When Richard emerged from the garden, his soul refreshed from his conversation with the anchorite, the royal party set out for Smithfield. The rebels were always noisy, and their clamouring would have carried through the afternoon’s stillness as the royal retinue closed in on the meeting place.
The party turned east when they arrived at Smithfield, keeping their distance from the bloc of rebels arrayed to the west, and stopped in front of the Priory of St Bartholomew. The huge, thickset Norman church of St Bartholomew-the-Great loomed behind them, while the massed ranks of the most troublesome popular army ever to be raised in England waited restlessly across the field to the north-west.3
Walworth, beside the king, was ready. So was Richard.
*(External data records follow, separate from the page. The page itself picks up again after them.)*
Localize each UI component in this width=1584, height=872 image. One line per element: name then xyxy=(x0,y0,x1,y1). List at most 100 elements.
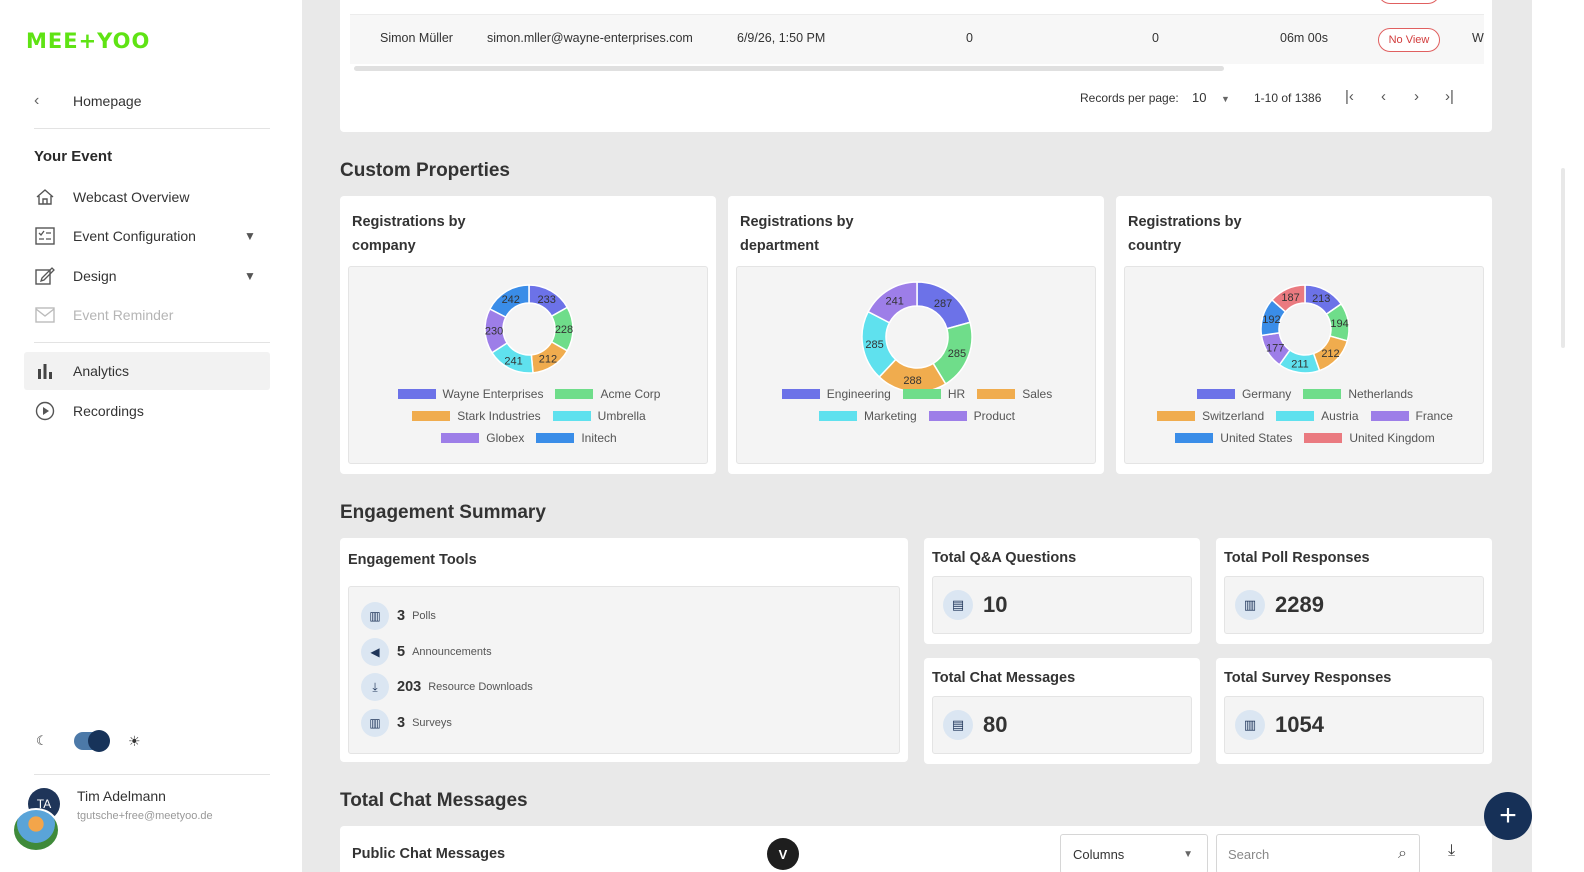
legend-item[interactable]: Engineering xyxy=(781,387,891,401)
legend-item[interactable]: Austria xyxy=(1276,409,1359,423)
first-page-icon[interactable]: |‹ xyxy=(1345,88,1354,105)
stat-title: Total Chat Messages xyxy=(932,670,1076,686)
legend-item[interactable]: Initech xyxy=(536,431,617,445)
stat-value: 1054 xyxy=(1275,712,1324,737)
back-to-homepage[interactable]: ‹ Homepage xyxy=(34,88,142,114)
stat-card-qa-questions: Total Q&A Questions ▤ 10 xyxy=(924,538,1200,644)
sidebar-item-design[interactable]: Design ▼ xyxy=(24,257,270,295)
donut-slice-product[interactable] xyxy=(867,281,918,324)
next-page-icon[interactable]: › xyxy=(1414,88,1419,105)
sidebar-item-analytics[interactable]: Analytics xyxy=(24,352,270,390)
sidebar-item-label: Event Reminder xyxy=(73,307,174,323)
engagement-tool-surveys: ▥ 3 Surveys xyxy=(361,709,452,737)
donut-slice-united-kingdom[interactable] xyxy=(1270,284,1306,313)
chevron-down-icon[interactable]: ▼ xyxy=(1221,94,1230,104)
legend-item[interactable]: Wayne Enterprises xyxy=(397,387,544,401)
legend-label: Wayne Enterprises xyxy=(442,387,544,401)
legend-label: Switzerland xyxy=(1202,409,1265,423)
download-icon[interactable]: ⤓ xyxy=(1448,842,1456,859)
legend-item[interactable]: HR xyxy=(902,387,965,401)
legend-row: Stark Industries Umbrella xyxy=(349,405,709,427)
slice-value-label: 192 xyxy=(1262,314,1280,326)
legend-item[interactable]: Stark Industries xyxy=(412,409,541,423)
page-scrollbar-thumb[interactable] xyxy=(1561,168,1565,348)
columns-dropdown[interactable]: Columns ▼ xyxy=(1060,834,1208,872)
meetyoo-logo[interactable]: MEE+YOO xyxy=(26,29,151,53)
chevron-down-icon: ▼ xyxy=(1183,848,1193,860)
engagement-tool-downloads: ⤓ 203 Resource Downloads xyxy=(361,673,533,701)
survey-icon: ▥ xyxy=(361,709,389,737)
legend-item[interactable]: Globex xyxy=(441,431,524,445)
stat-value-box: ▥ 2289 xyxy=(1224,576,1484,634)
table-row[interactable] xyxy=(350,14,1484,64)
page-scrollbar-track[interactable] xyxy=(1532,0,1584,872)
engagement-tools-card: Engagement Tools ▥ 3 Polls ◀ 5 Announcem… xyxy=(340,538,908,762)
legend-item[interactable]: France xyxy=(1370,409,1453,423)
chevron-down-icon[interactable]: ▼ xyxy=(244,229,256,243)
stat-value: 10 xyxy=(983,592,1008,617)
sidebar-item-label: Webcast Overview xyxy=(73,189,190,205)
stat-value: 80 xyxy=(983,712,1008,737)
legend-swatch xyxy=(781,389,820,399)
section-heading-total-chat: Total Chat Messages xyxy=(340,790,528,811)
status-badge-partial xyxy=(1378,0,1440,4)
legend-item[interactable]: Umbrella xyxy=(552,409,646,423)
chevron-down-icon[interactable]: ▼ xyxy=(244,269,256,283)
legend-item[interactable]: Germany xyxy=(1196,387,1292,401)
search-input[interactable]: Search ⌕ xyxy=(1216,834,1420,872)
legend-item[interactable]: Netherlands xyxy=(1303,387,1413,401)
legend-label: Germany xyxy=(1241,387,1292,401)
legend-item[interactable]: Marketing xyxy=(818,409,917,423)
island-avatar-icon[interactable] xyxy=(12,808,60,852)
chart-title: Registrations by company xyxy=(352,214,466,254)
search-icon[interactable]: ⌕ xyxy=(1398,845,1407,862)
stat-title: Total Q&A Questions xyxy=(932,550,1077,566)
sidebar-item-event-configuration[interactable]: Event Configuration ▼ xyxy=(24,217,270,255)
tool-label: Resource Downloads xyxy=(428,681,533,693)
legend-item[interactable]: United States xyxy=(1175,431,1292,445)
stat-value: 2289 xyxy=(1275,592,1324,617)
table-horizontal-scrollbar[interactable] xyxy=(354,66,1224,71)
donut-slice-initech[interactable] xyxy=(488,284,530,319)
section-heading-custom-properties: Custom Properties xyxy=(340,160,510,181)
checklist-icon xyxy=(34,227,56,245)
legend-item[interactable]: Acme Corp xyxy=(555,387,660,401)
slice-value-label: 287 xyxy=(934,298,952,310)
slice-value-label: 212 xyxy=(539,353,557,365)
engagement-tool-polls: ▥ 3 Polls xyxy=(361,602,436,630)
public-chat-card: Public Chat Messages Columns ▼ Search ⌕ … xyxy=(340,826,1492,872)
tool-count: 3 xyxy=(397,608,406,624)
theme-toggle[interactable]: ☾ ☀ xyxy=(36,730,141,752)
donut-chart-company[interactable]: 233 228 212 241 230 242 xyxy=(349,267,709,465)
tool-label: Announcements xyxy=(412,646,492,658)
chart-legend: Germany Netherlands Switzerland Austria Fran… xyxy=(1125,383,1485,449)
theme-switch[interactable] xyxy=(74,730,110,752)
sidebar-item-recordings[interactable]: Recordings xyxy=(24,392,270,430)
stat-title: Total Poll Responses xyxy=(1224,550,1370,566)
legend-item[interactable]: United Kingdom xyxy=(1304,431,1435,445)
legend-swatch xyxy=(412,411,451,421)
user-email: tgutsche+free@meetyoo.de xyxy=(77,810,213,822)
legend-item[interactable]: Product xyxy=(928,409,1015,423)
chart-title: Registrations by country xyxy=(1128,214,1242,254)
prev-page-icon[interactable]: ‹ xyxy=(1381,88,1386,105)
divider xyxy=(34,774,270,775)
legend-item[interactable]: Switzerland xyxy=(1157,409,1264,423)
search-placeholder: Search xyxy=(1228,846,1270,862)
v-badge[interactable]: V xyxy=(767,838,799,870)
megaphone-icon: ◀ xyxy=(361,638,389,666)
back-label: Homepage xyxy=(73,93,142,109)
donut-chart-department[interactable]: 287 285 288 285 241 xyxy=(737,267,1097,465)
records-per-page-select[interactable]: 10 xyxy=(1192,90,1207,105)
legend-label: Netherlands xyxy=(1348,387,1414,401)
legend-label: United Kingdom xyxy=(1349,431,1435,445)
legend-item[interactable]: Sales xyxy=(977,387,1052,401)
slice-value-label: 241 xyxy=(885,295,903,307)
attendee-col5: 0 xyxy=(1152,31,1159,45)
chart-card-country: Registrations by country 213 194 212 211 177… xyxy=(1116,196,1492,474)
last-page-icon[interactable]: ›| xyxy=(1445,88,1454,105)
sidebar-item-webcast-overview[interactable]: Webcast Overview xyxy=(24,178,270,216)
legend-swatch xyxy=(397,389,436,399)
add-fab-button[interactable]: + xyxy=(1484,792,1532,840)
He called the mayor close and asked him to ride out to the ranked masses and demand that Tyler approach.
Walworth had been eye to eye with Tyler before, staring across London Bridge two days earlier as the Kentish general directed the terror unleashed on Southwark and organised the storming of the bridge. Now the gap betwe
en these two rough-hewn leaders was not the swirling eddies of the Thames, but the smooth turf of Smithfield, bitten here and there by hoof-prints, dried piles of dung erupting from its surface like molehills. The mayor rode out to the rebels, stopped his horse before them and called for Tyler by name, summoning the chief author of all the weekend’s misery to show himself before the king.4 Then he wheeled around and returned to Richard’s side.
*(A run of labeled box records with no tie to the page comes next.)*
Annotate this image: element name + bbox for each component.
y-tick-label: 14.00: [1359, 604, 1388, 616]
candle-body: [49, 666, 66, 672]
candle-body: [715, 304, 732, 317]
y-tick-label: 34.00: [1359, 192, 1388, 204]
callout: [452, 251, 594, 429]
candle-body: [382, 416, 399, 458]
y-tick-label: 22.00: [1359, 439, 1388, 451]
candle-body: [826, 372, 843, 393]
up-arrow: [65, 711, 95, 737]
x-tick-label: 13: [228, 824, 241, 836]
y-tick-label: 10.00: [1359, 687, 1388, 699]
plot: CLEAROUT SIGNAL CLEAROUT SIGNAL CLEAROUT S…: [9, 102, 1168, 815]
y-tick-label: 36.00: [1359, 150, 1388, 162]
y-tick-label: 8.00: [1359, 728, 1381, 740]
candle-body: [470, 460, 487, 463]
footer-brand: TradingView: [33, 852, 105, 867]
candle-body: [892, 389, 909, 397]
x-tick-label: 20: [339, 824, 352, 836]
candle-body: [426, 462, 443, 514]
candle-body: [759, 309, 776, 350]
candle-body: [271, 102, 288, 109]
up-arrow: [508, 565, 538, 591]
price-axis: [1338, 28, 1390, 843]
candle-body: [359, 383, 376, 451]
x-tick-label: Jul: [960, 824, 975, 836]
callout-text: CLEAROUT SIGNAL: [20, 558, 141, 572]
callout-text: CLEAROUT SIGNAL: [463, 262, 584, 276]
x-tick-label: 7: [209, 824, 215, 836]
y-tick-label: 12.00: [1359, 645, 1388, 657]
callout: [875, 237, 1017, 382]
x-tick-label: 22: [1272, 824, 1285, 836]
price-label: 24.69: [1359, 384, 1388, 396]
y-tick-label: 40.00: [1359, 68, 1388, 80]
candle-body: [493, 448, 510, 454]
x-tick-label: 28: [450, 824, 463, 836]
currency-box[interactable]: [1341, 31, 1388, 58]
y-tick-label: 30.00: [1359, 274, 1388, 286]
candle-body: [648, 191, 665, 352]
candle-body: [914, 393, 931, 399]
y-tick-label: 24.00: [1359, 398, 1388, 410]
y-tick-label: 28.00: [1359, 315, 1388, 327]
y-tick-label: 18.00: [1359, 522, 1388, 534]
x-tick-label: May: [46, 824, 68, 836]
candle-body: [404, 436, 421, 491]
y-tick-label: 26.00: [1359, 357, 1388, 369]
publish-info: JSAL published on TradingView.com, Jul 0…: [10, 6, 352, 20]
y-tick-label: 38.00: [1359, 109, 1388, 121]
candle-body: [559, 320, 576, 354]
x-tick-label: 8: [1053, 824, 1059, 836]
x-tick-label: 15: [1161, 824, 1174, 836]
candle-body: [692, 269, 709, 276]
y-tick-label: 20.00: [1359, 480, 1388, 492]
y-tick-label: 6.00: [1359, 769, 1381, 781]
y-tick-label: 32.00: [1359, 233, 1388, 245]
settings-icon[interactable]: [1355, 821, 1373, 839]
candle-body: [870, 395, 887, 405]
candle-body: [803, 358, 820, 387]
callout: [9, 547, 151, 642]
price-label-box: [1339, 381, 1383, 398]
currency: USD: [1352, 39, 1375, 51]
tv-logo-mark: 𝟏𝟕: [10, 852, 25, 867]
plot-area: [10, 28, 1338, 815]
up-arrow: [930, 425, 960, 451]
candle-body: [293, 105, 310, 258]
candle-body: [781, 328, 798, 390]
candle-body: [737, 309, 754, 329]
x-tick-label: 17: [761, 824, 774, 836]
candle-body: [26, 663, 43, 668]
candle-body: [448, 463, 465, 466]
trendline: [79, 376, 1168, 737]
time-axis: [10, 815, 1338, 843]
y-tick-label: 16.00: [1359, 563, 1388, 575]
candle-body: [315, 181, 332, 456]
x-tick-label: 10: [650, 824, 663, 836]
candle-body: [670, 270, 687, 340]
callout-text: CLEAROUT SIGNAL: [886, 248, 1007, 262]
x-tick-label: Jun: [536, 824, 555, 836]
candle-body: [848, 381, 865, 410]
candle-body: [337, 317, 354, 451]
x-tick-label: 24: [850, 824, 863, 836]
As Walworth stood before Tyler’s ranks and bellowed the leader’s name, Tyler himself must have been filled with pride and self-importance. Not in his fondest imagination could he have predicted such a moment as this: the mayor of London summoning him, the general of an army of the shires, to come before the king. It was validation-elevation, even-the stuff of outlaw ballads and popular legend.5
The royal retinue was set back a safe distance from the rebel ranks, and Tyler rode out towards it filled with supreme confidence. Thus far the rebels had triumphed in all their interactions with agents of the Crown. Whether outnumbering them in destructive rioting, outmanoeuvring them in negotiations or simply chopping off their heads and putting them on poles, Tyler and his fellow rebel leaders had shown themselves to be irresistible generals and persuasive demagogues. Tyler knew it. But he also knew that the key to all that had gone before in the revolt had been skilful management of popular momentum. From the early days in the villages to the massacres about the City, everything had been bound together by the fervent belief that still greater successes lay around the corner.